E foi assim que Boyhood, o melhor dos filmes nomeados, desapareceu dos Óscares – apenas um, para Arquette, mas também é do desaparecido, apostamos, que nos iremos lembrar. Não houve hipótese para um filme que trabalha o apagamento numa edição que não resistiu ao barulho dos que publicitaram os seus virtuosismos. É um filme que se cala perante filmes que alardeiam: Birdman ou (a Inesperada Virtude da Ignorância), de Iñarritu, quatro Óscares (Filme, Realizador, Argumento Original e Fotografia), e Whiplash – Nos Limites, de Damien Chazelle, três (Actor Secundário, para J. K. Simmons, Montagem e Mistura de Som).

É o mesmo “som” nos dois filmes e não falamos apenas dos solos de bateria que em ambos parecem empurrá-los pelos olhos do espectador adentro. Um dos momentos da cerimónia desta madrugada, protagonizado por Neil Patrick Harris, o apresentador de serviço, fez essa associação, parodiando o famigerado “plano único” (a ilusão de plano único, aliás) do filme de Iñarritu: Neil percorreu os bastidores do Dolby Theater de cuecas e meias, para desaguar no solo de bateria de Miles Teller, que interpreta em Whiplash um promissor estudante de bateria às mãos de um professor perigosa e letalmente voluntarioso (J.K. Simmons).

É o mesmo “som” e isso quer dizer que é a mesma forma, nos dois filmes, de anunciar ao espectador a proeza. Whiplash é filmado como um clip publicitário – as imagens podiam servir para incentivar o consumo de bateria e baquetas –, a violência da relação sadomasoquista entre as personagens é tratada como espectáculo de exploitation. Não é muito diferente o virtuosismo de J.K. Simmons, aliás.

É legítimo passar o filme a perguntarmo-nos, perante personagens sem passado, sem futuro e sem mistério – e sem memória que as constitua –, o que é que as motiva. Porque é que aceitam estar próximas uma da outra? São idiotas? São apenas puro efeito e são usadas enquanto tal.

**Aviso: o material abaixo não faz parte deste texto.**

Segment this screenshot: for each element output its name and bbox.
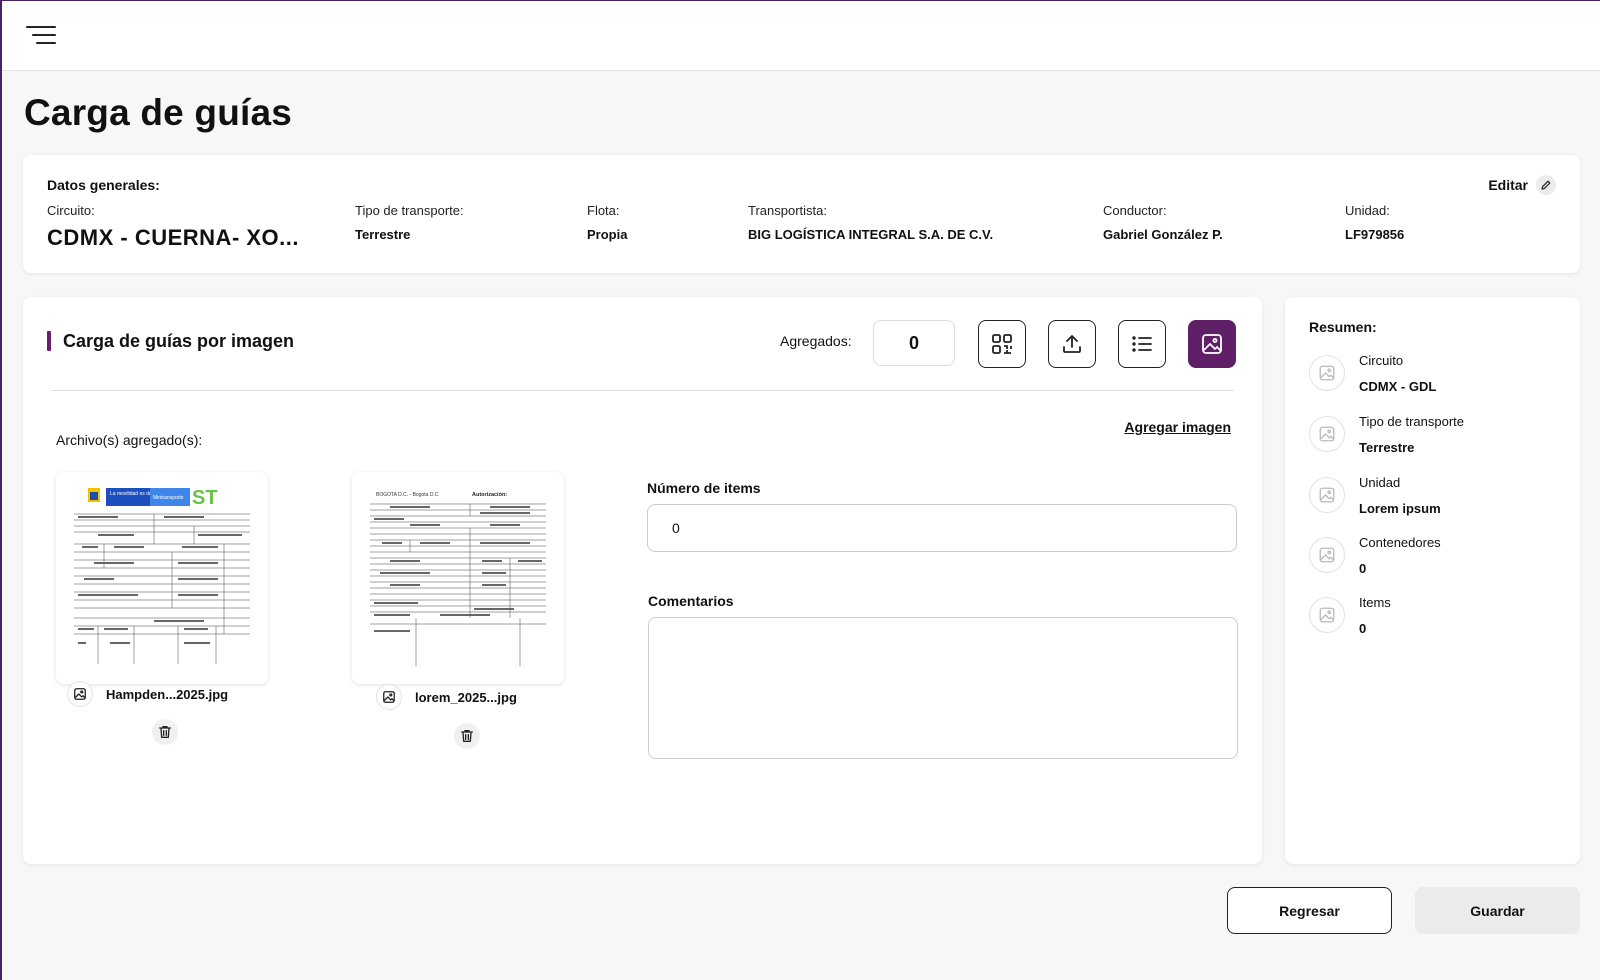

E é com efeito que Alejandro González Iñárritu (ainda) conseguiu enganar alguns. Passa neste filme da montagem paralela e do ponto de vista de várias câmaras, as armas nos filmes anteriores, para um fluxo contínuo alimentado a planos sequências, como se tudo não pudesse ser senão a verdade captada e nada mais do que essa verdade – o microcosmos é o do mundo de uma estrela, de Hollywood, de filmes de super-heróis (Michael Keaton), que tenta resolver as suas dúvidas existenciais, transcender-se e ganhar legitimidade, montando uma peça de Raymond Carver e actuando na Broadway.

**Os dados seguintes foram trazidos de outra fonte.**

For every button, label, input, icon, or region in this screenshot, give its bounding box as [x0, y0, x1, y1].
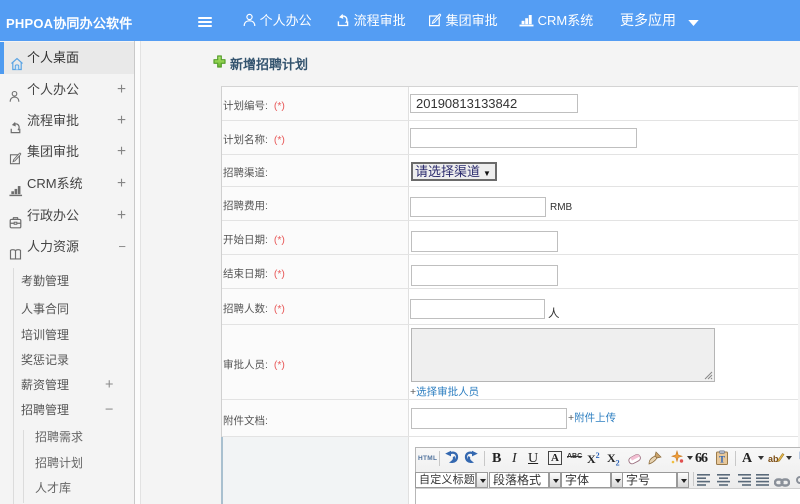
svg-text:T: T: [719, 455, 725, 465]
svg-text:ab: ab: [768, 454, 779, 464]
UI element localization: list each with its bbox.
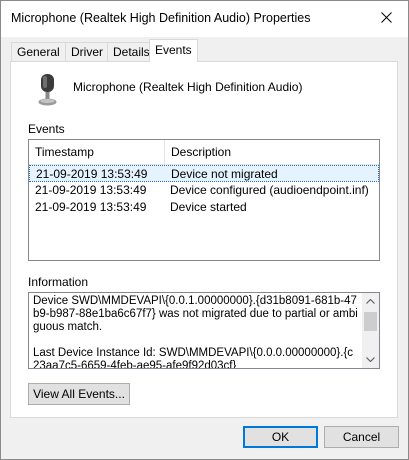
event-row[interactable]: 21-09-2019 13:53:49 Device not migrated [29,165,379,182]
view-all-events-button[interactable]: View All Events... [28,383,130,405]
events-tab-panel: Microphone (Realtek High Definition Audi… [10,61,398,418]
event-timestamp: 21-09-2019 13:53:49 [36,167,148,181]
event-description: Device started [170,200,247,214]
close-button[interactable] [364,1,408,33]
information-textbox[interactable]: Device SWD\MMDEVAPI\{0.0.1.00000000}.{d3… [28,292,380,369]
title-bar: Microphone (Realtek High Definition Audi… [1,1,408,37]
ok-button[interactable]: OK [243,426,318,448]
event-timestamp: 21-09-2019 13:53:49 [35,183,147,197]
close-icon [380,11,392,23]
column-header-timestamp[interactable]: Timestamp [29,140,165,164]
tab-driver[interactable]: Driver [65,42,109,61]
device-name: Microphone (Realtek High Definition Audi… [73,80,303,94]
event-description: Device configured (audioendpoint.inf) [170,183,369,197]
information-scrollbar[interactable] [362,293,379,368]
tab-general[interactable]: General [11,42,66,61]
window-title: Microphone (Realtek High Definition Audi… [11,11,311,25]
events-list[interactable]: Timestamp Description 21-09-2019 13:53:4… [28,139,380,261]
column-header-description[interactable]: Description [165,140,379,164]
information-label: Information [28,275,89,289]
information-text: Device SWD\MMDEVAPI\{0.0.1.00000000}.{d3… [33,295,359,369]
tab-events[interactable]: Events [149,39,198,62]
scroll-down-arrow-icon[interactable] [362,351,379,368]
events-list-header: Timestamp Description [29,140,379,165]
scrollbar-thumb[interactable] [364,312,377,331]
events-label: Events [28,122,65,136]
event-row[interactable]: 21-09-2019 13:53:49 Device configured (a… [29,182,379,199]
microphone-icon [36,72,60,108]
event-description: Device not migrated [171,167,278,181]
information-paragraph: Device SWD\MMDEVAPI\{0.0.1.00000000}.{d3… [33,295,358,333]
tab-strip: General Driver Details Events [1,37,408,62]
information-paragraph: Last Device Instance Id: SWD\MMDEVAPI\{0… [33,347,354,369]
event-timestamp: 21-09-2019 13:53:49 [35,200,147,214]
properties-dialog: Microphone (Realtek High Definition Audi… [0,0,409,460]
cancel-button[interactable]: Cancel [324,426,399,448]
scroll-up-arrow-icon[interactable] [362,293,379,310]
event-row[interactable]: 21-09-2019 13:53:49 Device started [29,199,379,216]
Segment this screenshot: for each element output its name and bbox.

Não é caso para dizer que Iñárritu consiga ser outro realizador, diferente do manipulador de destinos e de epifanias que costuma ser. Há ainda assim a vibração de uma dúvida a intrometer-se nos seus procedimentos habituais. Mas basta lembrarmo-nos da dor, da nevrose, da angústia, de Noite de Estreia (1977), de John Cassavetes (pode parecer esdrúxula essa lembrança, é verdade...), e compará-los com os clichés sobre o logro e a fama que são capazes de passar escondidos com o ruído dos solos de bateria, para se repor a verdade da suposta audácia do filme de Iñarritu: a haver, será puramente técnica. Um Óscar de realização é redundante perante o prémio ao director de fotografia: não estava já o assunto arrumado?